The Scottish Government’s new general mantra: “We will now treat drug addiction/deaths as a public health issue rather than a criminal one.. .”, maybe a good soundbite for rallying the anti-prohibition/naive harm reduction troops—but that’s the extent of it.
Because it remains also, a criminal justice issue; this brought to the fore by the fact of the SG choosing to cover its obligations under the 1971 Misuse of Drugs Act relating to personal possession of illicit drugs, by what it deems the proportionate criminal justice response of ‘diversion from criminal prosecution’ via Recorded Police Warnings (and personal-use stash confiscated by-the-way) rather than by direct criminal prosecution.

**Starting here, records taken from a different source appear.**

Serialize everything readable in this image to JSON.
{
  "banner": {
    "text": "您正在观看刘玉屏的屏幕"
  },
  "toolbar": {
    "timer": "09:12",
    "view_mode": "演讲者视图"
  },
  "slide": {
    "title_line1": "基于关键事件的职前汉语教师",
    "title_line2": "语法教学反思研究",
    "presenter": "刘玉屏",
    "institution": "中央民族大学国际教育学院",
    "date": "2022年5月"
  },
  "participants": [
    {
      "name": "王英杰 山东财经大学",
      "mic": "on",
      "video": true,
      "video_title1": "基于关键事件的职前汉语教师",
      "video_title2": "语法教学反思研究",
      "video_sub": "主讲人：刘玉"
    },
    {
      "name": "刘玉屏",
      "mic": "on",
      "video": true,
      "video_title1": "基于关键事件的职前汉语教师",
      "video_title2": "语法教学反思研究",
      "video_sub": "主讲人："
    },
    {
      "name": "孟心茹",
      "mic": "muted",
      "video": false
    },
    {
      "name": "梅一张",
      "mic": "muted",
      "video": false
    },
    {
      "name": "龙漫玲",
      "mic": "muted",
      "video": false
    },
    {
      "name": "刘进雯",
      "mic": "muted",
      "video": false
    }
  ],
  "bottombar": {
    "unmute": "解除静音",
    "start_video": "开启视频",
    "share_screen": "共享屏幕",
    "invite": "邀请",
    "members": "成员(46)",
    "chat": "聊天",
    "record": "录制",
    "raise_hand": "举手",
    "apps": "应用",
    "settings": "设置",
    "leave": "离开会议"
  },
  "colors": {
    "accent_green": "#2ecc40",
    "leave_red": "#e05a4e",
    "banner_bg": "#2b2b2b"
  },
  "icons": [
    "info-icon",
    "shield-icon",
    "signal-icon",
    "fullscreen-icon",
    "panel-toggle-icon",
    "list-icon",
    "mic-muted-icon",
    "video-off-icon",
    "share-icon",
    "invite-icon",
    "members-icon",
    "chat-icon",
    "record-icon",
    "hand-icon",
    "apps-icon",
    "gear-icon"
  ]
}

Yes, it IS ‘decriminalisation by the back door’—until we decriminalise by the front door.
This, of course, amounts to de facto (as if) decriminalisation; it is not de jure (in fact) decriminalisation—as Dorothy Bain, the current Scottish Lord Advocate, is at pains to emphasise—because the Scottish Government does not have the devolved power to actually change UK drug laws for Scottish consumption.
Does this difference matter? Not really, other than—in my opinion—giving naive, rigid-thinking, and disagreeing politicians something to ’cause a row about’.
Indeed, seems like Scotland is following the route of much worldwide eventual legislated drug decriminalisation, with de jure being practiced for some years before overt decrim. legislation; Portuguese experience—beloved of anti-prohibition warriors—being a prominent case in point.
Catch a Grip: realist multi-faceted intervention, rather than rhetoric, will most effectively address the drug addiction/deaths issue.